Listen, we (that is, Jen) loves summer. But maybe not everyone does. And because it’s our dear intern Esther’s last day, we’re letting her sound off on the subject. Let the summer-hating commence!
It’s August, and it has been for two weeks now. Summer is almost over. We made you a seasonal bucket list. Internships (including mine at Runnin’ Scared!) are ending, back-to-school ads are airing (Old Navy, calm down), and we’re all getting a little fatigued. As our days of complaining about how hot it is grow fewer, we find ourselves beginning to wistfully dream of those days when there’s a chill in the air.
On nice days like this one, I swear, if the breeze catches you in just the right way, you can smell autumn. Even the city is gearing up for the impending icy onslaught. We started out the summer with “33 Reasons We Can’t Help Loving Summer In the City,” so now, as a kind of denouement, we bring you eight reasons we are looking forward to winter, especially winter in New York.
Surely by the time the season actually rolls around, we will look back on this list and laugh about our naivete as our lips start to chap and we remember the intense loneliness inevitably caused by New Year’s Eve. But for now we will relish in our frosted hopes.
8. Holiday Music
Okay. This is a controversial one, since most people hate it, but we appreciate a season in which we are allowed to listen to the in-retrospect-creepily-titled A Christmas Gift for You From Phil Spector, A Charlie Brown Christmas, and Mariah Carey saying the word “festive.”
7. Oscar Season
In the summer the majority of movies are disastrous, moneymaking vehicles for explosions and/or sentimental spurts of emotion, but in the winter movies get serious and, let’s face it, good. Have you seen the trailer for The Iron Lady? Holy mother of Meryl Streep.

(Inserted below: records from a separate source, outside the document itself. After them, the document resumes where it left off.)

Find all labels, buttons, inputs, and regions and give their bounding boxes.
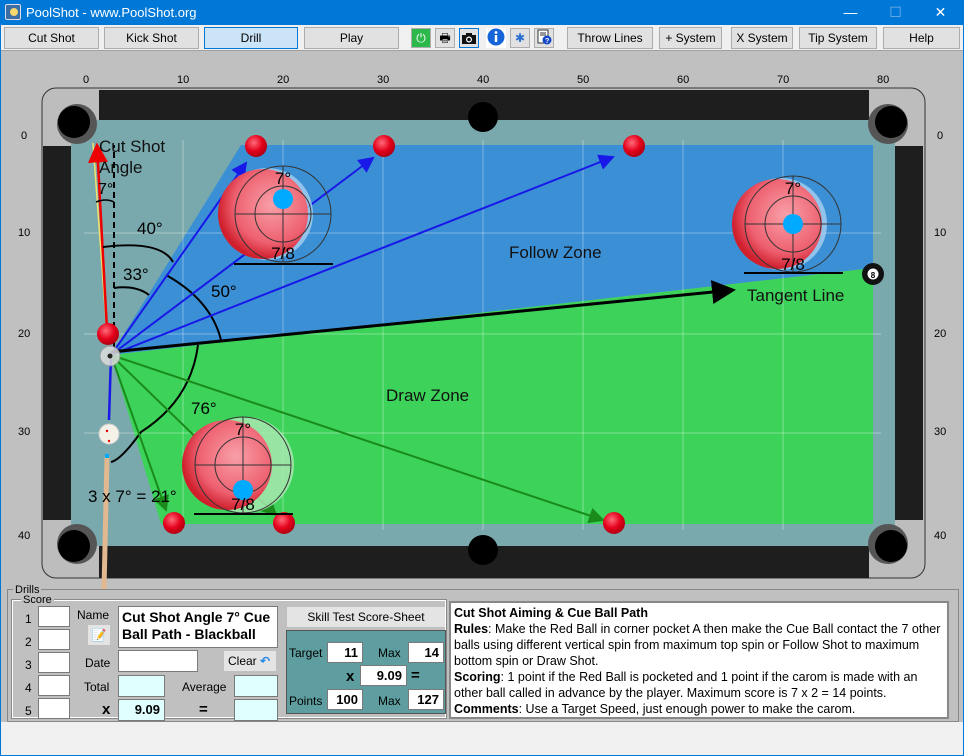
pocket-top-right bbox=[868, 104, 908, 144]
angle-label-76: 76° bbox=[191, 399, 217, 418]
angle-label-33: 33° bbox=[123, 265, 149, 284]
target-ball-1[interactable] bbox=[245, 135, 267, 157]
angle-label-40: 40° bbox=[137, 219, 163, 238]
rules-text: : Make the Red Ball in corner pocket A t… bbox=[454, 622, 941, 668]
multiply-sign: x bbox=[102, 701, 111, 718]
multiplier-field: 9.09 bbox=[118, 699, 165, 721]
pocket-top-middle bbox=[468, 102, 498, 132]
pool-table[interactable]: 8 7° 7/8 7° 7/8 7° 7/8 Cut Shot Angle 7°… bbox=[1, 0, 963, 590]
score-row-label-1: 1 bbox=[25, 612, 32, 626]
svg-text:7°: 7° bbox=[235, 420, 251, 439]
name-label: Name bbox=[77, 608, 110, 622]
date-label: Date bbox=[85, 656, 111, 670]
score-row-label-4: 4 bbox=[25, 681, 32, 695]
svg-text:7°: 7° bbox=[785, 179, 801, 198]
svg-text:7/8: 7/8 bbox=[781, 255, 805, 274]
svg-text:7°: 7° bbox=[275, 169, 291, 188]
target-ball-5[interactable] bbox=[273, 512, 295, 534]
clear-button[interactable]: Clear ↶ bbox=[224, 651, 276, 671]
target-ball-4[interactable] bbox=[163, 512, 185, 534]
average-field bbox=[234, 675, 278, 697]
total-label: Total bbox=[84, 680, 110, 694]
undo-icon: ↶ bbox=[260, 654, 271, 668]
score-input-2[interactable] bbox=[38, 629, 70, 650]
angle-label-7: 7° bbox=[98, 181, 113, 198]
target-ball-2[interactable] bbox=[373, 135, 395, 157]
drill-name-field[interactable]: Cut Shot Angle 7° Cue Ball Path - Blackb… bbox=[118, 606, 278, 648]
cue-tip bbox=[105, 454, 109, 458]
score-input-3[interactable] bbox=[38, 652, 70, 673]
status-bar bbox=[1, 722, 963, 755]
score-row-label-2: 2 bbox=[25, 635, 32, 649]
svg-text:7/8: 7/8 bbox=[231, 495, 255, 514]
max2-label: Max bbox=[378, 694, 401, 708]
max-label: Max bbox=[378, 646, 401, 660]
target-value[interactable]: 11 bbox=[327, 642, 363, 663]
score-group-label: Score bbox=[21, 594, 54, 606]
cue-tip-position-icon bbox=[273, 189, 293, 209]
skill-test-score-sheet-button[interactable]: Skill Test Score-Sheet bbox=[287, 607, 445, 627]
calc-multiplier: 9.09 bbox=[360, 665, 407, 686]
comments-label: Comments bbox=[454, 702, 519, 716]
scoring-label: Scoring bbox=[454, 670, 501, 684]
spin-diagram-bottom-left: 7° 7/8 bbox=[182, 416, 294, 515]
cut-shot-angle-label: Cut Shot bbox=[99, 137, 165, 156]
average-label: Average bbox=[182, 680, 227, 694]
pocket-top-left bbox=[57, 104, 97, 144]
cut-shot-angle-label-2: Angle bbox=[99, 158, 142, 177]
app-window: PoolShot - www.PoolShot.org — ☐ ✕ Cut Sh… bbox=[1, 0, 963, 755]
calc-equals-sign: = bbox=[411, 667, 420, 684]
result-field bbox=[234, 699, 278, 721]
edit-name-icon[interactable]: 📝 bbox=[88, 625, 110, 645]
max-value: 14 bbox=[408, 642, 444, 663]
max2-value: 127 bbox=[408, 689, 444, 710]
rules-label: Rules bbox=[454, 622, 489, 636]
score-input-1[interactable] bbox=[38, 606, 70, 627]
left-rail bbox=[43, 146, 71, 520]
svg-text:7/8: 7/8 bbox=[271, 244, 295, 263]
cue-stick[interactable] bbox=[101, 456, 110, 590]
follow-zone-label: Follow Zone bbox=[509, 243, 602, 262]
total-field bbox=[118, 675, 165, 697]
calc-multiply-sign: x bbox=[346, 668, 355, 685]
right-rail bbox=[895, 146, 923, 520]
eight-ball-number: 8 bbox=[871, 271, 876, 280]
draw-zone-label: Draw Zone bbox=[386, 386, 469, 405]
pocket-bottom-middle bbox=[468, 535, 498, 565]
comments-text: : Use a Target Speed, just enough power … bbox=[518, 702, 856, 716]
clear-button-label: Clear bbox=[228, 654, 257, 668]
pocket-bottom-left bbox=[57, 524, 97, 564]
tangent-line-label: Tangent Line bbox=[747, 286, 844, 305]
drill-description: Cut Shot Aiming & Cue Ball Path Rules: M… bbox=[449, 601, 949, 719]
date-input[interactable] bbox=[118, 650, 198, 672]
angle-label-50: 50° bbox=[211, 282, 237, 301]
target-ball-3[interactable] bbox=[623, 135, 645, 157]
score-input-5[interactable] bbox=[38, 698, 70, 719]
score-row-label-3: 3 bbox=[25, 658, 32, 672]
scoring-text: : 1 point if the Red Ball is pocketed an… bbox=[454, 670, 918, 700]
target-label: Target bbox=[289, 646, 323, 660]
pocket-bottom-right bbox=[868, 524, 908, 564]
score-row-label-5: 5 bbox=[25, 704, 32, 718]
red-object-ball[interactable] bbox=[97, 323, 119, 345]
points-label: Points bbox=[289, 694, 323, 708]
score-input-4[interactable] bbox=[38, 675, 70, 696]
points-value: 100 bbox=[327, 689, 363, 710]
equals-sign: = bbox=[199, 701, 208, 718]
formula-label: 3 x 7° = 21° bbox=[88, 487, 177, 506]
description-title: Cut Shot Aiming & Cue Ball Path bbox=[454, 606, 648, 620]
target-ball-6[interactable] bbox=[603, 512, 625, 534]
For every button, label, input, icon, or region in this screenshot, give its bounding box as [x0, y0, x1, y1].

This may be a little too soon to say after last year’s snowmageddon, but those early first snows — the December ones, not the February ones — are delightful. Our parks look beautiful, and the snow reminds us that a) global warming hasn’t quite destroyed us yet and b) we can still take some childlike pleasure in nature despite our hardened New Yorker insides.
5. Christmas Trees Being Sold on the Street
Right now the streets of New York smell like some weird combination of rotting food, poop, and B.O. Come December they will smell overwhelmingly of pine. What season wins?
4. Apple Cider
And, really, any foodstuffs sold at the holiday markets that pop up around the city in places like Bryant Park, Columbus Circle, and Union Square. Edibles we crave include, but are not limited to, the aforementioned cider, gingerbread, chocolate-dipped marshmallows and candy canes or otherwise candy-cane flavored goodies. On a separate note, we are getting to the point where we are kind of done with iced coffee for now. [Jen: boo!] Also, eggnog. Eggnog with a lot of rum.
Winter is the only time of the year where most everyone in the city gets a reprieve from work. Except journalists. We never rest.
2. The True Feeling of Warmth
In the summer you are hot. In the winter, after coming inside, there is a genuine feeling of wonderful, glowing warmth. Add apple cider or that eggnog and rum I was talking about, and you’re guaranteed to feel swell.
They can be ironic, colorful, stylish, sparkly, over-sized, fuzzy, or ugly, but they are always spectacular and cozy. Besides, winter clothes are the great equalizer. During the summer people fret about how they look when they are practically naked (or actually naked depending on what kind of beach you frequent). During the winter most are just content being warm. A good gigantic sweater trumps any swimsuit or bikini, because whether you are a man or a woman, no one needs to see your midsection. As a bonus, accessorizing is fun.
Esther would like to note that although summer has lost its shine for her, she loves (loved?) her summer internship.